Massa Berseragam Banser Geruduk KPK saat Yaqut Diperiksa di Kasus Haji

Massa berseragam Banser mendatangi Gedung KPK saat Yaqut Cholil Qoumas diperiksa sebagai tersangka kasus korupsi haji, membawa aspirasi dari kader di seluruh Indonesia.
Para orator menyatakan keyakinan bahwa Yaqut tidak bersalah dan menolak anggapan kriminalisasi terhadap mantan Menteri Agama tersebut dalam dugaan penyimpangan kuota haji.
KPK menetapkan Yaqut dan mantan staf khususnya, Ishfah Abidal Aziz, sebagai tersangka dengan dugaan kerugian negara mencapai Rp622 miliar berdasarkan perhitungan BPK.
Jakarta, IDN Times - Massa berseragam Barisan Ansor Serbaguna (Banser) terlihat menggeruduk Komisi Pemberantasan Korupsi (KPK).
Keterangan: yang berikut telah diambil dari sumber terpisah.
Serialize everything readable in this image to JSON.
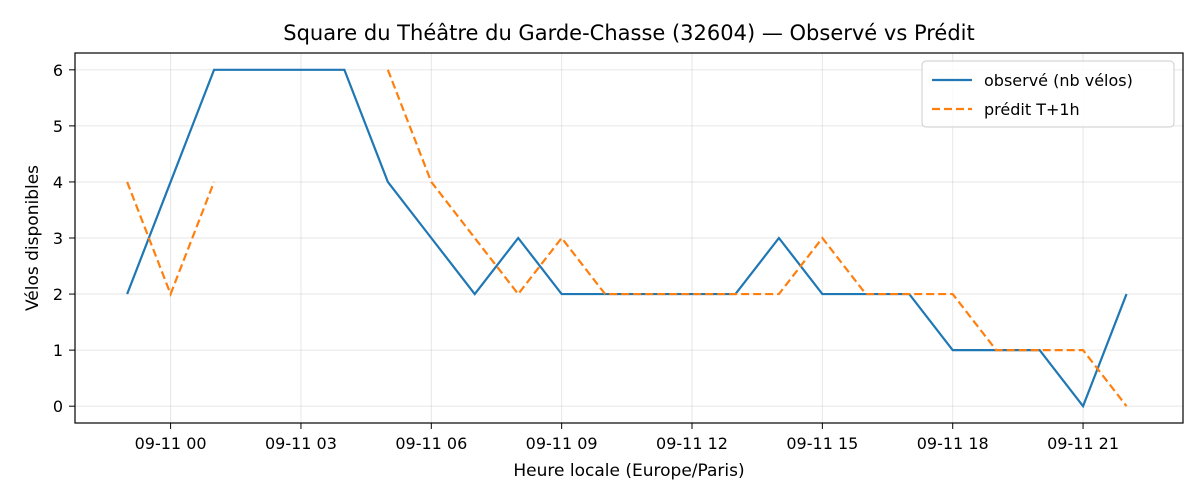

Momen ini terjadi ketika mantan Menteri Agama Yaqut Cholil Qoumas diperiksa sebagai tersangka korupsi haji.
Mereka datang dengan sekitar tujuh bus dan sejumlah kendaraan roda empat dan dua. Orasi dimulai sekitar pukul 16.41 WIB.
"Kami meyakini demi Allah, bahwa Gus Yaqut tidak bersalah," ujar Orator di atas mobil komando yang diparkir di depan Gedung Merah Putih KPK, Jakarta Selatan, Kamis (12/3/2026).
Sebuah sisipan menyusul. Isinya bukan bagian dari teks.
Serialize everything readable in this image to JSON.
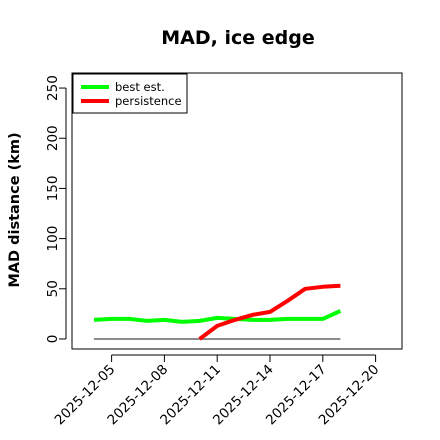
{
  "chart_data": {
    "type": "line",
    "title": "MAD, ice edge",
    "xlabel": "",
    "ylabel": "MAD distance (km)",
    "ylim": [
      -10,
      265
    ],
    "xlim": [
      "2025-12-02T18:00",
      "2025-12-21T12:00"
    ],
    "yticks": [
      0,
      50,
      100,
      150,
      200,
      250
    ],
    "xticks": [
      "2025-12-05",
      "2025-12-08",
      "2025-12-11",
      "2025-12-14",
      "2025-12-17",
      "2025-12-20"
    ],
    "grid": false,
    "legend_position": "top-left",
    "series": [
      {
        "name": "best est.",
        "color": "#00ff00",
        "points": [
          {
            "x": "2025-12-04",
            "y": 19
          },
          {
            "x": "2025-12-05",
            "y": 20
          },
          {
            "x": "2025-12-06",
            "y": 20
          },
          {
            "x": "2025-12-07",
            "y": 18
          },
          {
            "x": "2025-12-08",
            "y": 19
          },
          {
            "x": "2025-12-09",
            "y": 17
          },
          {
            "x": "2025-12-10",
            "y": 18
          },
          {
            "x": "2025-12-11",
            "y": 21
          },
          {
            "x": "2025-12-12",
            "y": 20
          },
          {
            "x": "2025-12-13",
            "y": 19
          },
          {
            "x": "2025-12-14",
            "y": 19
          },
          {
            "x": "2025-12-15",
            "y": 20
          },
          {
            "x": "2025-12-16",
            "y": 20
          },
          {
            "x": "2025-12-17",
            "y": 20
          },
          {
            "x": "2025-12-18",
            "y": 28
          }
        ]
      },
      {
        "name": "persistence",
        "color": "#ff0000",
        "points": [
          {
            "x": "2025-12-10",
            "y": 0
          },
          {
            "x": "2025-12-11",
            "y": 13
          },
          {
            "x": "2025-12-12",
            "y": 19
          },
          {
            "x": "2025-12-13",
            "y": 24
          },
          {
            "x": "2025-12-14",
            "y": 27
          },
          {
            "x": "2025-12-15",
            "y": 38
          },
          {
            "x": "2025-12-16",
            "y": 50
          },
          {
            "x": "2025-12-17",
            "y": 52
          },
          {
            "x": "2025-12-18",
            "y": 53
          }
        ]
      }
    ],
    "reference_line": {
      "color": "#666666",
      "y": 0,
      "x_start": "2025-12-04",
      "x_end": "2025-12-18"
    }
  }
}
Orator menyampaikan, mereka hadir ke KPK untuk menyampaikan aspirasi yang diklaim berasal dari seluruh kader Ansor dan Banser di Indonesia, termasuk kiai dan santri. Mereka meminta Yaqut tak dikriminalisasi KPK.
"Kami benar-benar tidak bisa menerima ketika kader terbaik Nahdlatul Ulama Gus Yaqut Cholil Qoumas dikriminalisasi dalam kasus kuota haji," ujarnya.
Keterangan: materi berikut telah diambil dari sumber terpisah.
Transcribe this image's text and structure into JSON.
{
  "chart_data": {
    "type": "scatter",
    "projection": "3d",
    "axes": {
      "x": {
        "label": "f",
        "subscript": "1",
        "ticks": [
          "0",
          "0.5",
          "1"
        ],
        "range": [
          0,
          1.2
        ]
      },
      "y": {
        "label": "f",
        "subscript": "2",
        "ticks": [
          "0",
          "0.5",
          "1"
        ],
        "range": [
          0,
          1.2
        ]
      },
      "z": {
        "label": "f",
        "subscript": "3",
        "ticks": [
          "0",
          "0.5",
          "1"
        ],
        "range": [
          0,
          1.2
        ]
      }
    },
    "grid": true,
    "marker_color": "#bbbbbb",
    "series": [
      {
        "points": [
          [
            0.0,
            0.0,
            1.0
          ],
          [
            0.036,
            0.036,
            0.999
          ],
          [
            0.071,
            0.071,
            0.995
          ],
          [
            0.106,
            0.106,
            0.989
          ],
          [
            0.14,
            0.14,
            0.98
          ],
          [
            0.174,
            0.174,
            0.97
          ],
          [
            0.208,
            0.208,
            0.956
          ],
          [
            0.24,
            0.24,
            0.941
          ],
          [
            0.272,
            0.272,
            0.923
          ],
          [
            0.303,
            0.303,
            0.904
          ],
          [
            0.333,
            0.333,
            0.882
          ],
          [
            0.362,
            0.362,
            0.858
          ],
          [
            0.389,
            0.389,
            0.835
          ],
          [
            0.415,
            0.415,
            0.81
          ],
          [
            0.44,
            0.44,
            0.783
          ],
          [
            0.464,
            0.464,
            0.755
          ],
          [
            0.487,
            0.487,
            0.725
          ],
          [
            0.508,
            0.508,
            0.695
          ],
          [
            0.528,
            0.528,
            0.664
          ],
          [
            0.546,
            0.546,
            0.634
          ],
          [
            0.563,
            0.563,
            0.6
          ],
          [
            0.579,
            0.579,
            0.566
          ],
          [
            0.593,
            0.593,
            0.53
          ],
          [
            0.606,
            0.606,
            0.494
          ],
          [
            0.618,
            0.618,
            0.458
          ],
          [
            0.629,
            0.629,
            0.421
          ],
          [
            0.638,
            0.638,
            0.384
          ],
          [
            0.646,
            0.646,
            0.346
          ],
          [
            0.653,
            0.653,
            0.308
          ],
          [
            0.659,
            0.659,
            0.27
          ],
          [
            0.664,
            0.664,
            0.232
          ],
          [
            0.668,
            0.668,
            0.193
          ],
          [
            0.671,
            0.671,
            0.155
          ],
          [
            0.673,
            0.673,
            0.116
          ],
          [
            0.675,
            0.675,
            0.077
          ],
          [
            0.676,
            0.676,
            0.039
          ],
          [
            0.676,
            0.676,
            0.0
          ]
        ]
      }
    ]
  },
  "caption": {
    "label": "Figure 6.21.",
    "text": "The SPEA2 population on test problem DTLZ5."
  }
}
Sementara orasi berlangsung, Yaqut masih diperiksa penyidik KPK sebagai tersangka dugaan korupsi haji. Hingga artikel ini dimuat, Yaqut sudah menjalani pemeriksaan sekitar empat jam.
Diketahui, KPK dalam kasus ini telah menetapkan dua tersangka. Mereka adalah Mantan Menteri Agama Yaqut Cholil Qoumas dan mantan Staf Khususnya, Ishfah Abidal Aziz atau Gus Alex.
Yaqut dan Gus Alex disangka melanggar Pasal 2 dan Pasal 3 Undang-Undang Pemberantasan tindak Pidana Korupsi. Pasal ini mengatur adanya kerugian negara dari korupsi yang dilakukan.
Dalam sidang gugatan praperadilan, Biro Hukum KPK mengungkapkan bahwa kerugian negara dalam korupsi haji mencapai Rp622 miliar. Jumlah itu berdasarkan hitungan Badan Pemeriksa Keuangan.